Fisheries Act November 19th, 1996

Mr. Speaker, I was delighted that my friend from Vancouver South decided to address this fisheries bill.

I am also delighted to learn that he has gone sport fishing twice. I did not realize that he had invested so much time in the pursuit of fish but I think it is a very worthwhile objective for him. I believe he is taking his anti-capital punishment leanings a little too far when he goes fishing and does not catch any fish, that is not the purpose of it.

I would also suggest that success in fishing has something to do with virtue. Virtue is rewarded. I would be happy to take him out fishing with me sometime. A little of my virtue might rub off on him and he might have a little more luck. We will see about that.

The issue I want to question him about has to do with the delegation of authority for habitat to the provincial government. It is common knowledge in British Columbia and I believe right across this nation that the current premier of British Columbia, Glen Clark, makes Brian Mulroney look like the truth fairy.

When we turn something as critical as habitat over to that provincial government we must have some very stringent guidelines in place, guidelines that we know will be lived up to and fulfilled. Otherwise I would fear for the habitat.

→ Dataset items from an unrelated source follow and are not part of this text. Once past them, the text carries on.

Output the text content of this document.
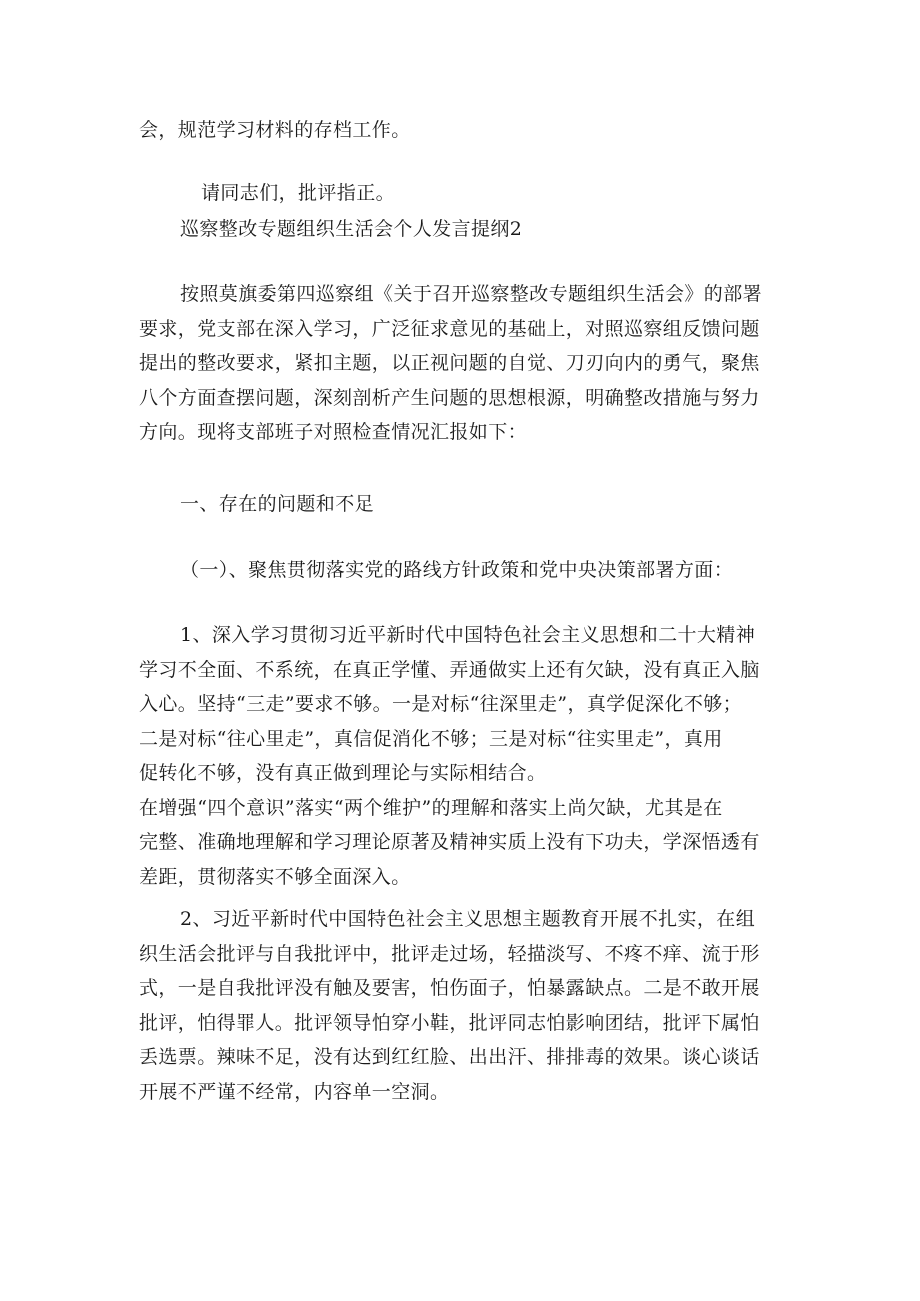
会，规范学习材料的存档工作。
请同志们，批评指正。
巡察整改专题组织生活会个人发言提纲2
按照莫旗委第四巡察组《关于召开巡察整改专题组织生活会》的部署
要求，党支部在深入学习，广泛征求意见的基础上，对照巡察组反馈问题
提出的整改要求，紧扣主题，以正视问题的自觉、刀刃向内的勇气，聚焦
八个方面查摆问题，深刻剖析产生问题的思想根源，明确整改措施与努力
方向。现将支部班子对照检查情况汇报如下：
一、存在的问题和不足
（一）、聚焦贯彻落实党的路线方针政策和党中央决策部署方面：
1、深入学习贯彻习近平新时代中国特色社会主义思想和二十大精神
学习不全面、不系统，在真正学懂、弄通做实上还有欠缺，没有真正入脑
入心。坚持“三走”要求不够。一是对标“往深里走”，真学促深化不够；
二是对标“往心里走”，真信促消化不够；三是对标“往实里走”，真用
促转化不够，没有真正做到理论与实际相结合。
在增强“四个意识”落实“两个维护”的理解和落实上尚欠缺，尤其是在
完整、准确地理解和学习理论原著及精神实质上没有下功夫，学深悟透有
差距，贯彻落实不够全面深入。
2、习近平新时代中国特色社会主义思想主题教育开展不扎实，在组
织生活会批评与自我批评中，批评走过场，轻描淡写、不疼不痒、流于形
式，一是自我批评没有触及要害，怕伤面子，怕暴露缺点。二是不敢开展
批评，怕得罪人。批评领导怕穿小鞋，批评同志怕影响团结，批评下属怕
丢选票。辣味不足，没有达到红红脸、出出汗、排排毒的效果。谈心谈话
开展不严谨不经常，内容单一空洞。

We have plenty of examples in B.C. where the provincial government is responsible for protection of habitat. In the last few years it has fallen down on the job. For example, there have been instances where construction of the new island highway on Vancouver Island has led to the desecration of good coho habitat. How can we turn this kind of responsibility over to that provincial government without some ironclad guarantees?

Fisheries Act November 5th, 1996

Mr. Speaker, reference has been made to the Magna Carta and the fact that some of us here do not speak the language of the time that document was written and so somehow that document itself is dated. The fact of the matter is that the hon. member across who referenced this is ignoring that the Supreme Court of Canada has interpreted the Magna Carta repeatedly since Confederation.

Earlier this afternoon I quoted the part of the ruling in the 1913 case of the Attorney General of British Columbia v. the Attorney General of Canada. The ruling stated in part:

It has been unquestioned law that since Magna Carta no exclusive fishery could be created by Royal grant in tidal waters and no public right of fishing, in such waters, then existing, can be taken away without competent legislation.

This past summer it was the justices of the Supreme Court of Canada who stated again quite emphatically that since the time of the Magna Carta there has been a public right to fish and that public right can only be removed by competent legislation. So we are not dreaming over here when we talk about that. We are talking about real issues and real concerns. They are concerns that have been addressed by the Supreme Court of Canada.

One of the other concerns we have, which I am sure my friend from North Island-Powell River will share, is delegation of authority for conservation issues. I referred to a study earlier this afternoon which noted that habitat degradation associated with logging, urbanization and hydro power development contributed to most of the 142 documented stock extinctions. It was referring to extinction of particular salmon runs.

We are concerned that what the government is doing in this bill is simply transferring the authority for conservation to the provincial government rather than addressing the question itself. It is obvious that whole area of concern has been neglected by the government, but rather than responding to it and trying to do something about it, the government is prepared to let the provincial government look after it.

I wonder if my friend from North Island-Powell River would care to give some examples of the inability of the provincial government to manage the habitat. Perhaps he could also address the fact that what we should be talking about are principles to manage habitat rather than simply getting rid of the problem.